The Lumejet S200, which is the firm's first product, is an LED-based print system that uses a similar print technique to digital inkjet printers, except instead of ink, it "prints" light in dots that are just four microns across.

Lumejet claims that this device is capable of producting an equivalent half-tone resolution of 8,000dpi by exposing just 400dpi, because it give the same continuous-tone (contone) result as traditional analogue photograph printing.

According to the technology's inventor, Dr Trevor Elworthy, a former Kodak research scientist and now Lumejet director of innovation, the unique element of the Lumejet's design is a fibre tapered lens that is used to produce the micro dots that enable the Lumejet's ultra-high resolution.

This lens is the key element of a Lumejet printhead, which otherwise consists of an array of 300 commercially available 0.3mm LEDs per head, 100 each for red, green and blue light, in three rows.

"The innovative bit is the taper, which is comprised of millions of individual 20 micron fibres that have been heated and extruded to give a diameter at the narrow end of the taper of just 4 microns [per fibre]," said Elworthy.

"There is no fusing of the fibres during the extrusion process so there is no light scatter or bounce within the taper – what goes in at the top, comes out at the bottom as a series of coherent micron-sized LED spots."

The reason 4 microns was chosen as the base diameter of each fibre was because this is the approximately the size of the photo receptors in the media, so the Lumejet is capable of producing the maximum resolution within the limitations of the substrate.

This is said to solve the problem of light scatter in the media versus earlier photonic imaging technology, which used much larger spots, typically 60-80 micron. "Earlier systems were ok for smooth skin tones, but not very good at fine text and graphics requiring hard edges," said Elworthy. "You need the micro dots to get the edge definition."

Elworthy explained that the colour negative photo-sensitive media is silver-halide based and comprised of three principal layers, one on top of the other, each tuned to a particular wavelength of light (one each for R, G and B).

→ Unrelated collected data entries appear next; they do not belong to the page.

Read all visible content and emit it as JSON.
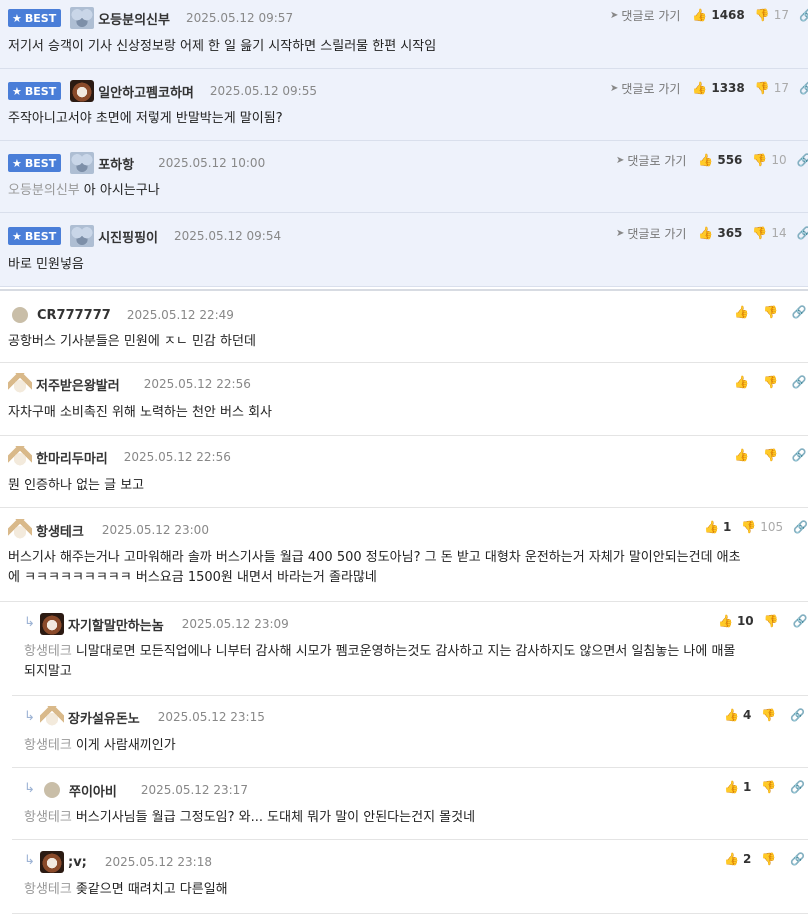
{
  "labels": {
    "best": "BEST",
    "goto": "댓글로 가기",
    "star_glyph": "★",
    "arrow_glyph": "➤",
    "reply_glyph": "↳",
    "like_glyph": "👍",
    "dislike_glyph": "👎",
    "link_glyph": "🔗"
  },
  "best_comments": [
    {
      "nick": "오등분의신부",
      "date": "2025.05.12 09:57",
      "likes": "1468",
      "dislikes": "17",
      "avatar": "koala-avatar",
      "text": "저기서 승객이 기사 신상정보랑 어제 한 일 읊기 시작하면 스릴러물 한편 시작임"
    },
    {
      "nick": "일안하고펨코하며",
      "date": "2025.05.12 09:55",
      "likes": "1338",
      "dislikes": "17",
      "avatar": "dog-avatar",
      "text": "주작아니고서야 초면에 저렇게 반말박는게 말이됨?"
    },
    {
      "nick": "포하항",
      "date": "2025.05.12 10:00",
      "likes": "556",
      "dislikes": "10",
      "avatar": "koala-avatar",
      "mention": "오등분의신부",
      "text": "아 아시는구나"
    },
    {
      "nick": "시진핑핑이",
      "date": "2025.05.12 09:54",
      "likes": "365",
      "dislikes": "14",
      "avatar": "koala-avatar",
      "text": "바로 민원넣음"
    }
  ],
  "comments": [
    {
      "nick": "CR777777",
      "date": "2025.05.12 22:49",
      "likes": "",
      "dislikes": "",
      "avatar": "dot-avatar",
      "text": "공항버스 기사분들은 민원에 ㅈㄴ 민감 하던데"
    },
    {
      "nick": "저주받은왕발러",
      "date": "2025.05.12 22:56",
      "likes": "",
      "dislikes": "",
      "avatar": "chihuahua-avatar",
      "text": "자차구매 소비촉진 위해 노력하는 천안 버스 회사"
    },
    {
      "nick": "한마리두마리",
      "date": "2025.05.12 22:56",
      "likes": "",
      "dislikes": "",
      "avatar": "chihuahua-avatar",
      "text": "뭔 인증하나 없는 글 보고"
    },
    {
      "nick": "항생테크",
      "date": "2025.05.12 23:00",
      "likes": "1",
      "dislikes": "105",
      "avatar": "chihuahua-avatar",
      "text1": "버스기사 해주는거나 고마워해라 솔까 버스기사들 월급 400 500 정도아님? 그 돈 받고 대형차 운전하는거 자체가 말이안되는건데 애초",
      "text2": "에 ㅋㅋㅋㅋㅋㅋㅋㅋㅋ 버스요금 1500원 내면서 바라는거 졸라많네"
    }
  ],
  "replies": [
    {
      "nick": "자기할말만하는놈",
      "date": "2025.05.12 23:09",
      "likes": "10",
      "dislikes": "",
      "avatar": "dog-avatar",
      "mention": "항생테크",
      "text1": "니말대로면 모든직업에나 니부터 감사해 시모가 펨코운영하는것도 감사하고 지는 감사하지도 않으면서 일침놓는 나에 매몰",
      "text2": "되지말고"
    },
    {
      "nick": "장카설유돈노",
      "date": "2025.05.12 23:15",
      "likes": "4",
      "dislikes": "",
      "avatar": "chihuahua-avatar",
      "mention": "항생테크",
      "text": "이게 사람새끼인가"
    },
    {
      "nick": "쭈이아비",
      "date": "2025.05.12 23:17",
      "likes": "1",
      "dislikes": "",
      "avatar": "dot-avatar",
      "mention": "항생테크",
      "text": "버스기사님들 월급 그정도임? 와... 도대체 뭐가 말이 안된다는건지 몰것네"
    },
    {
      "nick": ";v;",
      "date": "2025.05.12 23:18",
      "likes": "2",
      "dislikes": "",
      "avatar": "dog-avatar",
      "mention": "항생테크",
      "text": "좆같으면 때려치고 다른일해"
    }
  ],
  "colors": {
    "best_bg": "#eef2fb",
    "badge": "#4a7ed8"
  }
}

Each silver halide grain is surrounded by a large number of initially colourless dye globules (so called colour couplers), which - after exposure and development - turn into a complementary colour: the red grains produce cyan dyes; the green produce magenta; and the blue produce yellow.

The silver grains are bleached out and are recovered leaving just the three coloured layers as tiny micron-sized filter plates in direct proportion to the RGB exposure in each pixel.

This means that instead of printing CMYK dots side by side as in halftone printing, with the white substrate underneath giving a pseudo colour effect, each dot sits directly on top of the other, giving a continuous tone.

Elworthy added that Lumejet has none of the registration problems that can arise in half-tone printing as the alignment is done very accurately via electronic timing in the printhead, which places the RGB pixels at an accuracy of better than 0.1 micron.

In addition, because Lumejet processes in RGB rather than CMYK it has a much wider colour gamut without the need for spot colours and can more accurately render difficult colours, with a delta E of less than 0.7.

The amount of colour from each layer (RGB) governs the final colour of a particular dot; black is achieved by exposing a 100% dot on each layer and gives a deep black with a density of around 2.5.

Miles Bentley, commercial director at the 24-staff, Coventry-based start-up said that the device was aimed at the fine art and high-end photobook markets, as well as pitch books for architects, ad agencies and interior designers.

Because the Lumejet's print speed is slow relative to toner or inkjet based digital printers, but its resolution much higher, Bentley said it was ideal for short-run, high quality, print-on-demand applications of 1-100 copies where quality is paramount.

He added that the device was aimed at a different market to both the Durst Lambda, which was primarily used for POS applications, and the mainstream B2C photobook market, which is dominated by HP Indigo.

"We have no aspirations to take on HP Indigo," said Bentley. "Our aim is to have a beta site up in eight weeks and around 30 installs by Digital Print UK. We're targeting 1,000 units shipped in western Europe & US in the next four years."

The S200 is reel-fed and has 305mm print width with edge-to-edge detail and no bleed or trim, and therefore reduced waste. It has a 1m repeat length, which Bentley said was chosen to give it the ability to print A3 landscape lay-flat photobooks.

Its print speed is 40m/hr, equivalent to 250 A4 sheets/hr and its list price is £145,000. Bentley said consumables, including paper and chemicals, worked out at around 12p per A4 sheet. Lumejet is recommending Fujifilm media, but Bentley said the device would print on any silver halide-based substrate.